Multiple cursors are effectively (in my experience) just macro recording with automatic playback simultaneously at all the positions you care about. Whereas if you just record a macro and apply it wherever you would otherwise place your cursors, you get the same result without having the visual mess of dealing with multiple cursors. And it's just as error prone as macros.

For longer distance, I use search navigation, faster than scanning where to put the cursors.
Vim can do multiple cursors as long as they start on the same column: ff<ctrl-v>jdw
But then you'd have to count beforehand and have no good way to correct instead of just going off that sweet immediate visual feedback
Vim, and I'm sure neovim, allow visually selecting an area by lines. If you then type ":" to initiate a search and replace, it will apply only to those lines.
Why would I want to go via this roundabout way? What happens if I decide to add/remove one more line to the mix later?
Say I want to change "foo" to "bar" in a single function in my file.
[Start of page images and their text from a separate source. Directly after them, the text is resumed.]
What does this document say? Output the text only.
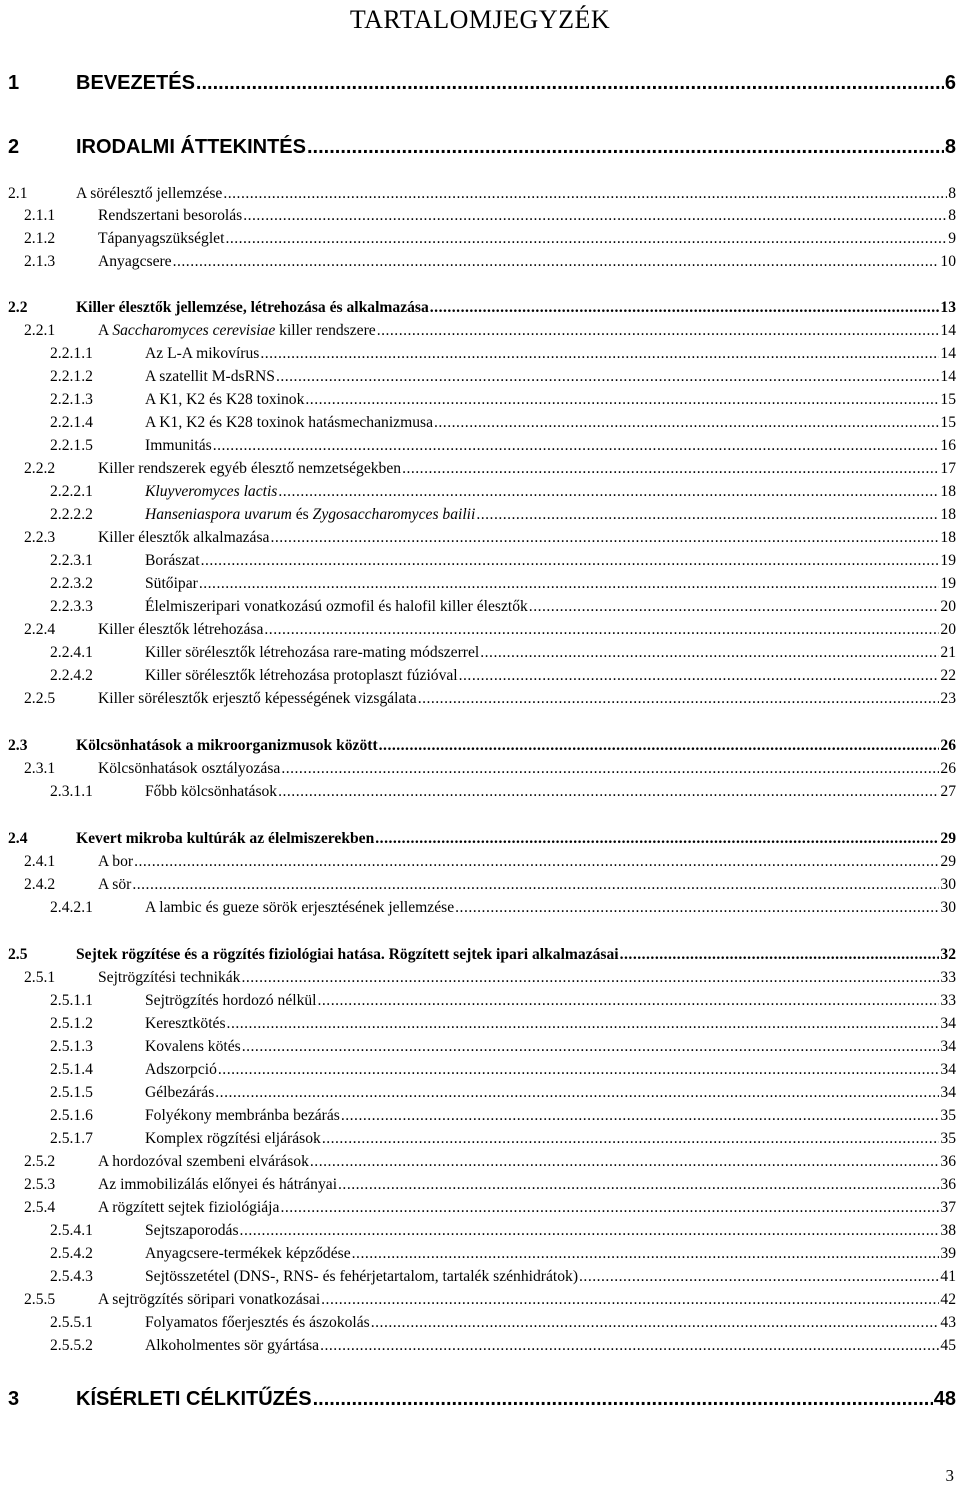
TARTALOMJEGYZÉK
1	BEVEZETÉS .....	6
2	IRODALMI ÁTTEKINTÉS .....	8
2.1	A sörélesztő jellemzése .....	8
2.1.1	Rendszertani besorolás .....	8
2.1.2	Tápanyagszükséglet .....	9
2.1.3	Anyagcsere .....	10
2.2	Killer élesztők jellemzése, létrehozása és alkalmazása .....	13
2.2.1	A Saccharomyces cerevisiae killer rendszere .....	14
2.2.1.1	Az L-A mikovírus .....	14
2.2.1.2	A szatellit M-dsRNS .....	14
2.2.1.3	A K1, K2 és K28 toxinok .....	15
2.2.1.4	A K1, K2 és K28 toxinok hatásmechanizmusa .....	15
2.2.1.5	Immunitás .....	16
2.2.2	Killer rendszerek egyéb élesztő nemzetségekben .....	17
2.2.2.1	Kluyveromyces lactis .....	18
2.2.2.2	Hanseniaspora uvarum és Zygosaccharomyces bailii .....	18
2.2.3	Killer élesztők alkalmazása .....	18
2.2.3.1	Borászat .....	19
2.2.3.2	Sütőipar .....	19
2.2.3.3	Élelmiszeripari vonatkozású ozmofil és halofil killer élesztők .....	20
2.2.4	Killer élesztők létrehozása .....	20
2.2.4.1	Killer sörélesztők létrehozása rare-mating módszerrel .....	21
2.2.4.2	Killer sörélesztők létrehozása protoplaszt fúzióval .....	22
2.2.5	Killer sörélesztők erjesztő képességének vizsgálata .....	23
2.3	Kölcsönhatások a mikroorganizmusok között .....	26
2.3.1	Kölcsönhatások osztályozása .....	26
2.3.1.1	Főbb kölcsönhatások .....	27
2.4	Kevert mikroba kultúrák az élelmiszerekben .....	29
2.4.1	A bor .....	29
2.4.2	A sör .....	30
2.4.2.1	A lambic és gueze sörök erjesztésének jellemzése .....	30
2.5	Sejtek rögzítése és a rögzítés fiziológiai hatása. Rögzített sejtek ipari alkalmazásai .....	32
2.5.1	Sejtrögzítési technikák .....	33
2.5.1.1	Sejtrögzítés hordozó nélkül .....	33
2.5.1.2	Keresztkötés .....	34
2.5.1.3	Kovalens kötés .....	34
2.5.1.4	Adszorpció .....	34
2.5.1.5	Gélbezárás .....	34
2.5.1.6	Folyékony membránba bezárás .....	35
2.5.1.7	Komplex rögzítési eljárások .....	35
2.5.2	A hordozóval szembeni elvárások .....	36
2.5.3	Az immobilizálás előnyei és hátrányai .....	36
2.5.4	A rögzített sejtek fiziológiája .....	37
2.5.4.1	Sejtszaporodás .....	38
2.5.4.2	Anyagcsere-termékek képződése .....	39
2.5.4.3	Sejtösszetétel (DNS-, RNS- és fehérjetartalom, tartalék szénhidrátok) .....	41
2.5.5	A sejtrögzítés söripari vonatkozásai .....	42
2.5.5.1	Folyamatos főerjesztés és ászokolás .....	43
2.5.5.2	Alkoholmentes sör gyártása .....	45
3	KÍSÉRLETI CÉLKITŰZÉS .....	48
3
I hit "V" to enter by-line visual mode at the top of the function, go to the end of the function and type ":s/foo/bar/g". If there are other words in the function that contain foo as a substring, then ":s/\<foo\>/bar/g".
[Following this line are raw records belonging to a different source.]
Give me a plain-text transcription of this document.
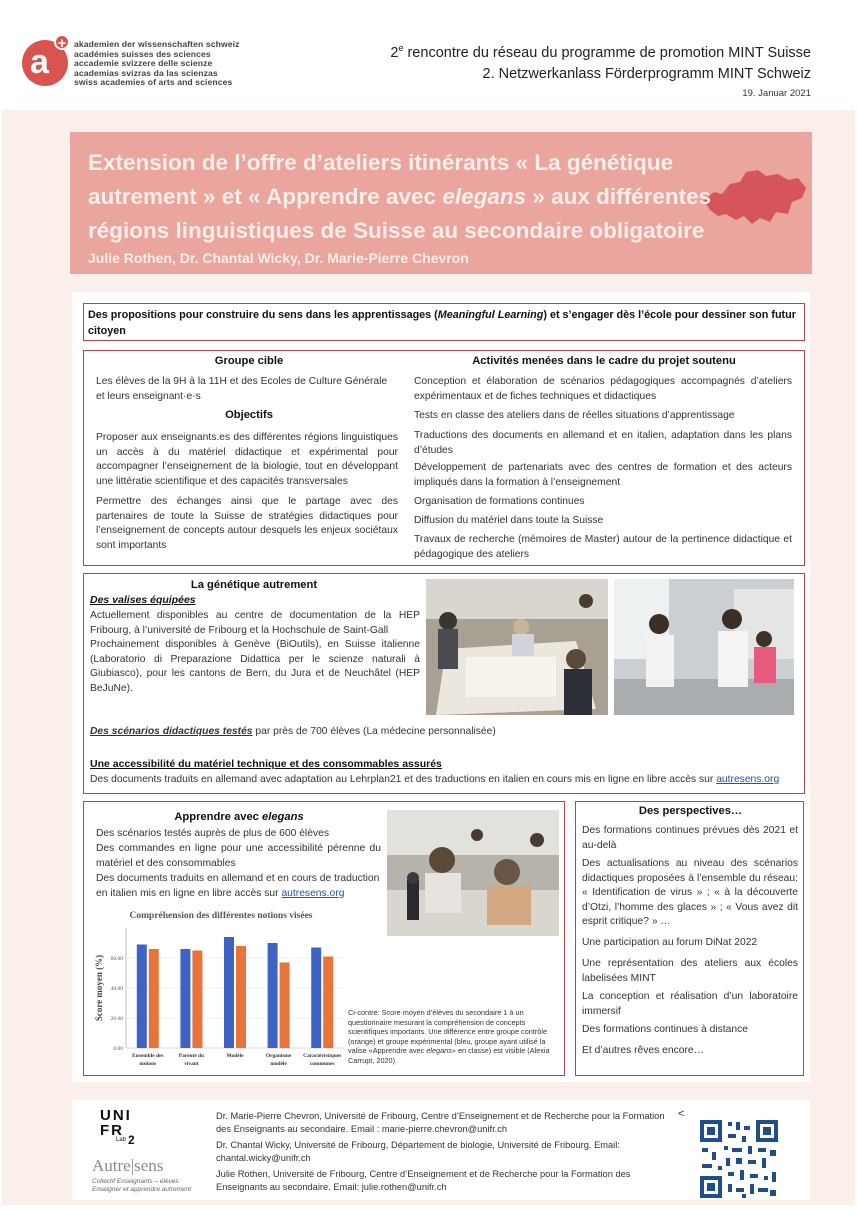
a + akademien der wissenschaften schweiz
académies suisses des sciences
accademie svizzere delle scienze
academias svizras da las scienzas
swiss academies of arts and sciences
2e rencontre du réseau du programme de promotion MINT Suisse
2. Netzwerkanlass Förderprogramm MINT Schweiz
19. Januar 2021
Extension de l’offre d’ateliers itinérants « La génétique
autrement » et « Apprendre avec elegans » aux différentes
régions linguistiques de Suisse au secondaire obligatoire
Julie Rothen, Dr. Chantal Wicky, Dr. Marie-Pierre Chevron
Des propositions pour construire du sens dans les apprentissages (Meaningful Learning) et s’engager dès l’école pour dessiner son futur citoyen
Groupe cible
Les élèves de la 9H à la 11H et des Ecoles de Culture Générale et leurs enseignant·e·s
Objectifs
Proposer aux enseignants.es des différentes régions linguistiques un accès à du matériel didactique et expérimental pour accompagner l’enseignement de la biologie, tout en développant une littératie scientifique et des capacités transversales
Permettre des échanges ainsi que le partage avec des partenaires de toute la Suisse de stratégies didactiques pour l’enseignement de concepts autour desquels les enjeux sociétaux sont importants
Activités menées dans le cadre du projet soutenu
Conception et élaboration de scénarios pédagogiques accompagnés d’ateliers expérimentaux et de fiches techniques et didactiques
Tests en classe des ateliers dans de réelles situations d’apprentissage
Traductions des documents en allemand et en italien, adaptation dans les plans d’études
Développement de partenariats avec des centres de formation et des acteurs impliqués dans la formation à l’enseignement
Organisation de formations continues
Diffusion du matériel dans toute la Suisse
Travaux de recherche (mémoires de Master) autour de la pertinence didactique et pédagogique des ateliers
La génétique autrement
Des valises équipées
Actuellement disponibles au centre de documentation de la HEP Fribourg, à l’université de Fribourg et la Hochschule de Saint-Gall
Prochainement disponibles à Genève (BiOutils), en Suisse italienne (Laboratorio di Preparazione Didattica per le scienze naturali à Giubiasco), pour les cantons de Bern, du Jura et de Neuchâtel (HEP BeJuNe).
Des scénarios didactiques testés par près de 700 élèves (La médecine personnalisée)
Une accessibilité du matériel technique et des consommables assurés
Des documents traduits en allemand avec adaptation au Lehrplan21 et des traductions en italien en cours mis en ligne en libre accès sur autresens.org
Apprendre avec elegans
Des scénarios testés auprès de plus de 600 élèves
Des commandes en ligne pour une accessibilité pérenne du matériel et des consommables
Des documents traduits en allemand et en cours de traduction en italien mis en ligne en libre accès sur autresens.org
Compréhension des différentes notions visées
Score moyen (%)
0.00
20.00
40.00
60.00
Ensemble des
notions
Parenté du
vivant
Modèle	Organisme
modèle
Caractéristiques
communes
Ci-contre: Score moyen d’élèves du secondaire 1 à un questionnaire mesurant la compréhension de concepts scientifiques importants. Une différence entre groupe contrôle (orange) et groupe expérimental (bleu, groupe ayant utilisé la valise «Apprendre avec elegans» en classe) est visible (Alexia Carrupt, 2020).
Des perspectives…
Des formations continues prévues dès 2021 et au-delà
Des actualisations au niveau des scénarios didactiques proposées à l’ensemble du réseau: « Identification de virus » ; « à la découverte d’Otzi, l’homme des glaces » ; « Vous avez dit esprit critique? » …
Une participation au forum DiNat 2022
Une représentation des ateliers aux écoles labelisées MINT
La conception et réalisation d’un laboratoire immersif
Des formations continues à distance
Et d’autres rêves encore…
UNI
FR
Lab 2
Autre|sens
Collectif Enseignants – élèves
Enseigner et apprendre autrement
Dr. Marie-Pierre Chevron, Université de Fribourg, Centre d’Enseignement et de Recherche pour la Formation des Enseignants au secondaire. Email : marie-pierre.chevron@unifr.ch
Dr. Chantal Wicky, Université de Fribourg, Département de biologie, Université de Fribourg. Email: chantal.wicky@unifr.ch
Julie Rothen, Université de Fribourg, Centre d’Enseignement et de Recherche pour la Formation des Enseignants au secondaire. Email: julie.rothen@unifr.ch
<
Please describe your non-roundabout way then.

> If there are other words in the function that contain foo

How would you know that???

So that's the first roundabout eliminated:

- set word selection by default not to have to worry about substrings

But otherwise you're describing a different workflow: while there is no semantic meaning in the "next 5 lines", you actually don't know whether that would be 5 of 7, that's the whole point/benefit of incrementalism, there is in "this function", so block operations are a valid contender and I could also select the function and search&replace within the selection instead of doing word-by-word.

But then the original also works in a more direct way (maybe you actually don't want to replace all "foo" in a function, but skip some of them):

So you would skip your two roundabouts:

- go to the beginning of a function

- go+select to the end of a function

Then proceed with the "direct" way:

- go to your desired word anywhere within the function

- invoke select forward/backward commands until visually reaching the beginning/end of said function (the candidates will all be highlighted)
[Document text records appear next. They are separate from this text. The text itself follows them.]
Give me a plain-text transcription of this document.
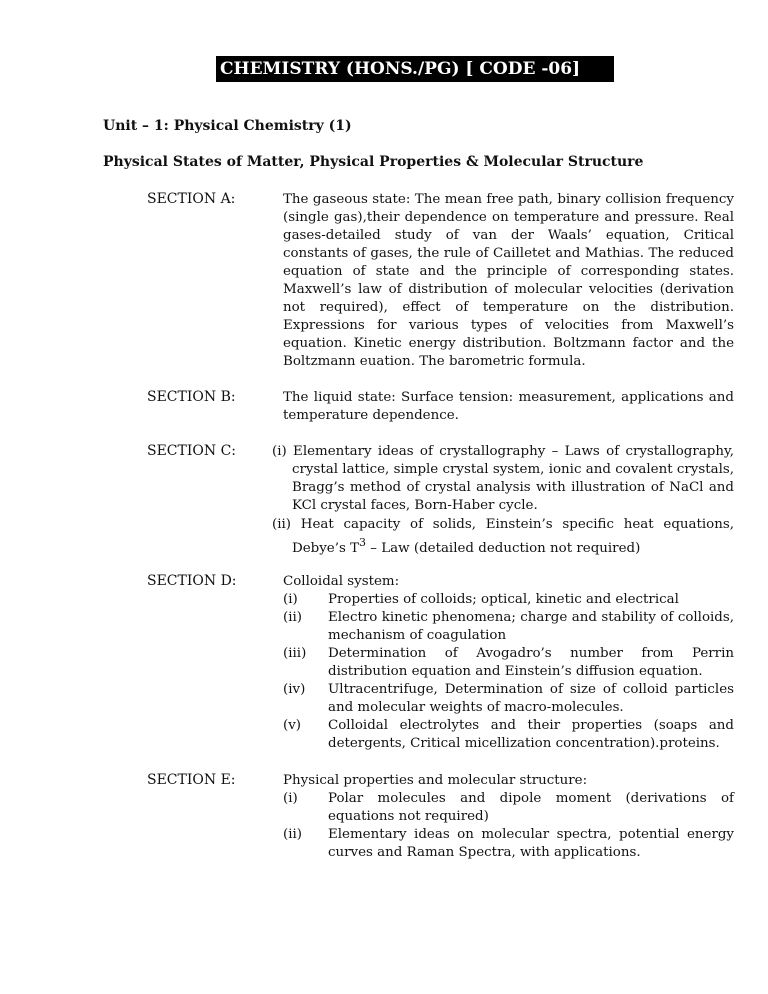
CHEMISTRY (HONS./PG) [ CODE -06]
Unit – 1: Physical Chemistry (1)
Physical States of Matter, Physical Properties & Molecular Structure
SECTION A:	The gaseous state: The mean free path, binary collision frequency (single gas),their dependence on temperature and pressure. Real gases-detailed study of van der Waals’ equation, Critical constants of gases, the rule of Cailletet and Mathias. The reduced equation of state and the principle of corresponding states. Maxwell’s law of distribution of molecular velocities (derivation not required), effect of temperature on the distribution. Expressions for various types of velocities from Maxwell’s equation. Kinetic energy distribution. Boltzmann factor and the Boltzmann euation. The barometric formula.

SECTION B:	The liquid state: Surface tension: measurement, applications and temperature dependence.

SECTION C:	(i) Elementary ideas of crystallography – Laws of crystallography, crystal lattice, simple crystal system, ionic and covalent crystals, Bragg’s method of crystal analysis with illustration of NaCl and KCl crystal faces, Born-Haber cycle.

(ii) Heat capacity of solids, Einstein’s specific heat equations, Debye’s $T^3$ – Law (detailed deduction not required)

SECTION D:	Colloidal system:

(i)	Properties of colloids; optical, kinetic and electrical
(ii)	Electro kinetic phenomena; charge and stability of colloids, mechanism of coagulation
(iii)	Determination of Avogadro’s number from Perrin distribution equation and Einstein’s diffusion equation.
(iv)	Ultracentrifuge, Determination of size of colloid particles and molecular weights of macro-molecules.
(v)	Colloidal electrolytes and their properties (soaps and detergents, Critical micellization concentration).proteins.
SECTION E:	Physical properties and molecular structure:

(i)	Polar molecules and dipole moment (derivations of equations not required)
(ii)	Elementary ideas on molecular spectra, potential energy curves and Raman Spectra, with applications.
I think even the people advocating these stupid keyboard combinations don't really use them... they just think that it makes them sound smart.
There is a way to express your opinion without insulting people about something you have no way of knowing.

As a simple matter of fact, I have been using vim since the mid-ish 90s every day and do exactly what you claimed don't really do.

You would restrict your regexp to a region. In Emacs you just select a region somehow (like your press ctrl+d five times), then just do the regexp replace.
Notice that you also don't need to write a regex with multiple cursors - instead, you can visually see your selections and changes as you go, using the same editing motions that you would typically use.